Further to the left, another sister stands out from the group as she is the only one to have her sleeves rolled up, signifying the particular commitment of the Apostles of the Sacred Heart to those charitable works carried out daily in service to the poor.
Below and in the foreground, the eldest sister is seated with her head turned toward the Blessed Mother. In one hand she clasps the Crucifix while in the other she holds an open book. It is the Gospel, the book of the Word, that beating heart which nourishes and supports the apostolic works carried out in the Congregation in education, healthcare and pastoral service, according to the specific instruction of Mother Clelia: “What must be common to all Apostles is that spirit of charity which will be one in all of its various expressions” (Blessed Clelia Merloni).

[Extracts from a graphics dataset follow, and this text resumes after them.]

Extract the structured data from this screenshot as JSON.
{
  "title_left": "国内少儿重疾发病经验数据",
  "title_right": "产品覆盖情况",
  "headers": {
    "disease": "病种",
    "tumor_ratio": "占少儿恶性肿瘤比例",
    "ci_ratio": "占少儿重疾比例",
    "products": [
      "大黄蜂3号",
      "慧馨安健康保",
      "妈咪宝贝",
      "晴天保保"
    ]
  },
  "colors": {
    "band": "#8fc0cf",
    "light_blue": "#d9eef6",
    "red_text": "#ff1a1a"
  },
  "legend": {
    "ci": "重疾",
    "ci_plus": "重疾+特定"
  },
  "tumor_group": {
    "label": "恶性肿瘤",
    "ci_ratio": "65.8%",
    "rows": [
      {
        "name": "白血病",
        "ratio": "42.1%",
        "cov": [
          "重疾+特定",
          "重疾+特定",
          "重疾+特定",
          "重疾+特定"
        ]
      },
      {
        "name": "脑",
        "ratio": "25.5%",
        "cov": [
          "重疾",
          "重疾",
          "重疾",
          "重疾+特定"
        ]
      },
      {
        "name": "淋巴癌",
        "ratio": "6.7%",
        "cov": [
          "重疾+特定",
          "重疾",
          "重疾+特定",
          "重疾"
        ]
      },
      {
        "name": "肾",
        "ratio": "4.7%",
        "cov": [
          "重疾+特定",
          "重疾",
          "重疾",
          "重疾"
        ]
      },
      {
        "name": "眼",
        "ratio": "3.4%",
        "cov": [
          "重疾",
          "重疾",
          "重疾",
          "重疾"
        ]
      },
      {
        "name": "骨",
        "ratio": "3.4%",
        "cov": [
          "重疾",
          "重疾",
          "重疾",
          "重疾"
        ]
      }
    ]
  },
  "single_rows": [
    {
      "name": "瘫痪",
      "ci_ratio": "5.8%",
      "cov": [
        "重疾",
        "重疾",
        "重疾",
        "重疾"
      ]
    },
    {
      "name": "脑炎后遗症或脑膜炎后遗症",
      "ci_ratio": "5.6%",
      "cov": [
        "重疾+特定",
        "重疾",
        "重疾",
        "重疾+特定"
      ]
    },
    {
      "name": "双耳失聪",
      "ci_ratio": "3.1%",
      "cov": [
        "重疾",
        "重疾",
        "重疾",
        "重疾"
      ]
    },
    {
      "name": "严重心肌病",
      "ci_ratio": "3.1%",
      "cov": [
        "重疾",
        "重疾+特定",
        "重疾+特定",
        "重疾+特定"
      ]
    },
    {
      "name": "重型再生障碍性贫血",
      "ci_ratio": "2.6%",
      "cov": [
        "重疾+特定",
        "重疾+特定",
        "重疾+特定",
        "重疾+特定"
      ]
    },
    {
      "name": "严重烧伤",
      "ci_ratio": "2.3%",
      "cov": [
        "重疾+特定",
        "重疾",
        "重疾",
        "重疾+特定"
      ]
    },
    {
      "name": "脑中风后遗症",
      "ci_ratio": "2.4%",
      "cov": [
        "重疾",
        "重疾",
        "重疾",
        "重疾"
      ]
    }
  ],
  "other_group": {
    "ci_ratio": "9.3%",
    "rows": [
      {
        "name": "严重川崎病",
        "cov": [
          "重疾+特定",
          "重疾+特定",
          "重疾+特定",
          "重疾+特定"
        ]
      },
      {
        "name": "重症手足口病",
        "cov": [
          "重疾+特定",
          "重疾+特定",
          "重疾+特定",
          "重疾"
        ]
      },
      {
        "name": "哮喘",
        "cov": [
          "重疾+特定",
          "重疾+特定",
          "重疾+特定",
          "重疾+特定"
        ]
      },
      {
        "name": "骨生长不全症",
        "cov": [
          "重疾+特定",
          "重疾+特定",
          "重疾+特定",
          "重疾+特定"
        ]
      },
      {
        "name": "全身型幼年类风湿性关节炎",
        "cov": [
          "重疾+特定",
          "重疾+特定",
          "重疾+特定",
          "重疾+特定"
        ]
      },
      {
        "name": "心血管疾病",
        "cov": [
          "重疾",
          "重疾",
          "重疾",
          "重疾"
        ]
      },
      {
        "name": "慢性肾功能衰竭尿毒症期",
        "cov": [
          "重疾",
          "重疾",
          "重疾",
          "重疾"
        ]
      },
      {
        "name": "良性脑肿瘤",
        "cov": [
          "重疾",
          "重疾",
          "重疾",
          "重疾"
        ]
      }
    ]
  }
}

Finally, the narrative is completed by the detail of two ears of wheat resting on the desk near the right edge of the painting. A grain of wheat, just fallen, offers the viewer the key to the entire piece, the inspiration for its very title: “Like a grain of wheat…” (“If the grain of wheat, fallen to the ground, does not die, it remains alone; but if it dies, it produces much fruit…Jn 12: 24). It is my hope that this painting can keep fresh the memory of a cherished moment that took place long ago in the life of the Foundress and that it can contribute to the triumph of the love and mercy of God the Father, to be able to “look at the past with gratitude, live the present with passion, and embrace the future with hope” (Pope Francis).
With renewed esteem and gratitude, I take this opportunity to send to you and to the whole community a cordial, affectionate greeting and best wishes for all that is good.